Turns out there was a Samsung data breach, but it was a separate incident from the errant Find My Mobile notification.

Published onFebruary 25, 2020

Samsung Galaxy Note 10 Plus back cameras and logo 1

Update, February 25, 2020 (03:30 PM ET): Samsung reached out to Android Authority regarding the Samsung data breach as described in the article below. It turns out that the data breach and the Find My Mobile notification are two separate problems.

The Find My Mobile notification — in which users randomly saw a strange notification on their phone — was not the result of a data breach. According to the company, this was the result of a mistake during some internal testing. Samsung still hasn’t explained how users with the Find My Mobile app disabled saw the notification, though.

Meanwhile, the UK version of did see a data breach. This breach affected a very small number of users (less than 150) with their names, telephone numbers, postal and email addresses, and previous orders accessible by third-party individuals. However, credit card info was not accessible.

The company will reach out directly to users affected by this Samsung data breach.

Original article, February 24, 2020 (10:47 AM ET): Last week, some Samsung smartphone owners saw a strange “1/1” push notification on their phones. The notification came from an app called Find My Mobile, a proprietary tool that allows you to connect with your device should it get lost or stolen. Turns out, this notification was the result of a Samsung data breach.

This goes against what Samsung claimed shortly after news of the notification started making the rounds in the media.

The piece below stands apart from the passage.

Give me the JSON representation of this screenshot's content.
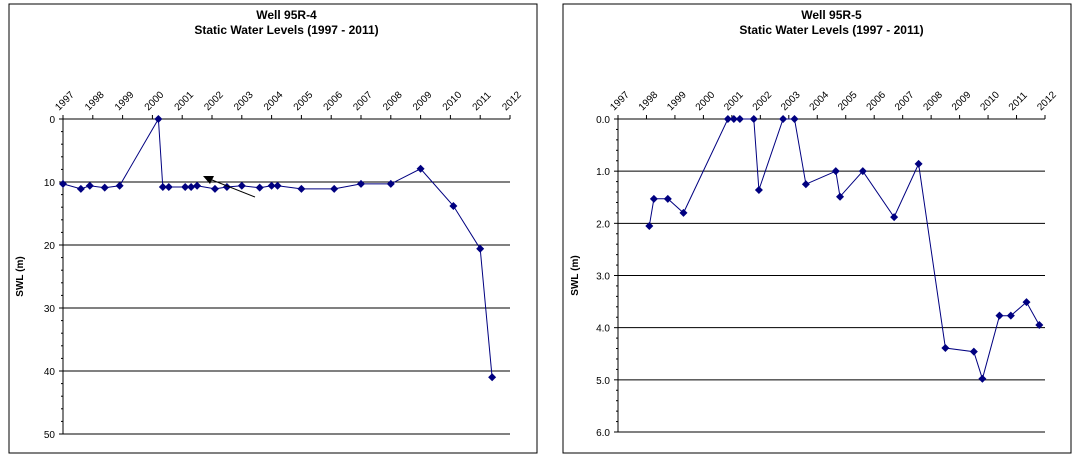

The company called the errant notification the result of “an internal test” and there would be “no effect on your device.” However, that doesn’t appear to be the case anymore.

According to a statement provided to The Register, the notification stemmed from a Samsung data breach that resulted in “a small number of users being able to access the details of another user.” Here’s the text provided by The Register:

A technical error resulted in a small number of users being able to access the details of another user. As soon as we became of aware of the incident, we removed the ability to log in to the store on our website until the issue was fixed. We will be contacting those affected by the issue with further details.

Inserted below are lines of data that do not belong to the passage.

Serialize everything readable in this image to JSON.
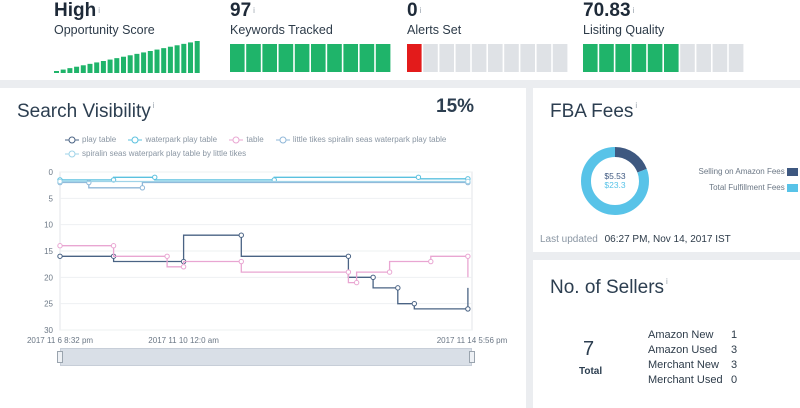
{
  "metrics": [
    {
      "value": "High",
      "label": "Opportunity Score",
      "info": "i"
    },
    {
      "value": "97",
      "label": "Keywords Tracked",
      "info": "i"
    },
    {
      "value": "0",
      "label": "Alerts Set",
      "info": "i"
    },
    {
      "value": "70.83",
      "label": "Lisiting Quality",
      "info": "i"
    }
  ],
  "opportunity_bars_filled": 1.0,
  "keywords_tracked_fraction": 1.0,
  "alerts_fraction": 0.1,
  "listing_quality_fraction": 0.58,
  "search_visibility": {
    "title": "Search Visibility",
    "info": "i",
    "percent": "15%",
    "chart_data": {
      "type": "line",
      "ylim": [
        0,
        30
      ],
      "yticks": [
        "0",
        "5",
        "10",
        "15",
        "20",
        "25",
        "30"
      ],
      "xticks": [
        "2017 11 6 8:32 pm",
        "2017 11 10 12:0 am",
        "2017 11 14 5:56 pm"
      ],
      "series": [
        {
          "name": "play table",
          "color": "#4a6384",
          "values": [
            [
              0,
              16
            ],
            [
              0.13,
              16
            ],
            [
              0.13,
              17
            ],
            [
              0.3,
              17
            ],
            [
              0.3,
              12
            ],
            [
              0.44,
              12
            ],
            [
              0.44,
              16
            ],
            [
              0.7,
              16
            ],
            [
              0.7,
              20
            ],
            [
              0.76,
              20
            ],
            [
              0.76,
              22
            ],
            [
              0.82,
              22
            ],
            [
              0.82,
              25
            ],
            [
              0.86,
              25
            ],
            [
              0.86,
              26
            ],
            [
              0.99,
              26
            ],
            [
              0.99,
              22
            ]
          ]
        },
        {
          "name": "waterpark play table",
          "color": "#5bc1df",
          "values": [
            [
              0,
              1.5
            ],
            [
              0.13,
              1.5
            ],
            [
              0.13,
              1
            ],
            [
              0.23,
              1
            ],
            [
              0.23,
              1.5
            ],
            [
              0.52,
              1.5
            ],
            [
              0.52,
              1
            ],
            [
              0.87,
              1
            ],
            [
              0.87,
              1.3
            ],
            [
              0.99,
              1.3
            ]
          ]
        },
        {
          "name": "table",
          "color": "#e9a6d2",
          "values": [
            [
              0,
              14
            ],
            [
              0.13,
              14
            ],
            [
              0.13,
              16
            ],
            [
              0.26,
              16
            ],
            [
              0.26,
              18
            ],
            [
              0.3,
              18
            ],
            [
              0.3,
              17
            ],
            [
              0.44,
              17
            ],
            [
              0.44,
              19
            ],
            [
              0.7,
              19
            ],
            [
              0.7,
              21
            ],
            [
              0.72,
              21
            ],
            [
              0.72,
              19
            ],
            [
              0.8,
              19
            ],
            [
              0.8,
              17
            ],
            [
              0.9,
              17
            ],
            [
              0.9,
              16
            ],
            [
              0.99,
              16
            ],
            [
              0.99,
              20
            ]
          ]
        },
        {
          "name": "little tikes spiralin seas waterpark play table",
          "color": "#8fb7d8",
          "values": [
            [
              0,
              2
            ],
            [
              0.07,
              2
            ],
            [
              0.07,
              3
            ],
            [
              0.2,
              3
            ],
            [
              0.2,
              2
            ],
            [
              0.99,
              2
            ]
          ]
        },
        {
          "name": "spiralin seas waterpark play table by little tikes",
          "color": "#9fd3e8",
          "values": [
            [
              0,
              1.8
            ],
            [
              0.99,
              1.8
            ]
          ]
        }
      ]
    }
  },
  "fba_fees": {
    "title": "FBA Fees",
    "info": "i",
    "amount_selling": "$5.53",
    "amount_total": "$23.3",
    "legend": [
      {
        "label": "Selling on Amazon Fees",
        "color": "#3e5880"
      },
      {
        "label": "Total Fulfillment Fees",
        "color": "#58c3e8"
      }
    ],
    "chart_data": {
      "type": "pie",
      "values": [
        5.53,
        23.3
      ],
      "colors": [
        "#3e5880",
        "#58c3e8"
      ]
    },
    "last_updated_label": "Last updated",
    "last_updated_value": "06:27 PM, Nov 14, 2017 IST"
  },
  "sellers": {
    "title": "No. of Sellers",
    "info": "i",
    "total": "7",
    "total_label": "Total",
    "rows": [
      {
        "label": "Amazon New",
        "value": "1"
      },
      {
        "label": "Amazon Used",
        "value": "3"
      },
      {
        "label": "Merchant New",
        "value": "3"
      },
      {
        "label": "Merchant Used",
        "value": "0"
      }
    ]
  }
}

This Samsung data breach becomes even more concerning due to reports that some users who saw the weird notification had Find My Mobile disabled. You can’t uninstall the app without rooting your phone but you can disable it, which should mean that it is not functional. The existence of the notification on phones with a disabled app is pretty concerning.

As of now, the best thing you can do in response to this Samsung data breach — regardless if you saw the notification or not — is change your Samsung account password. Hopefully, Samsung will provide additional info soon.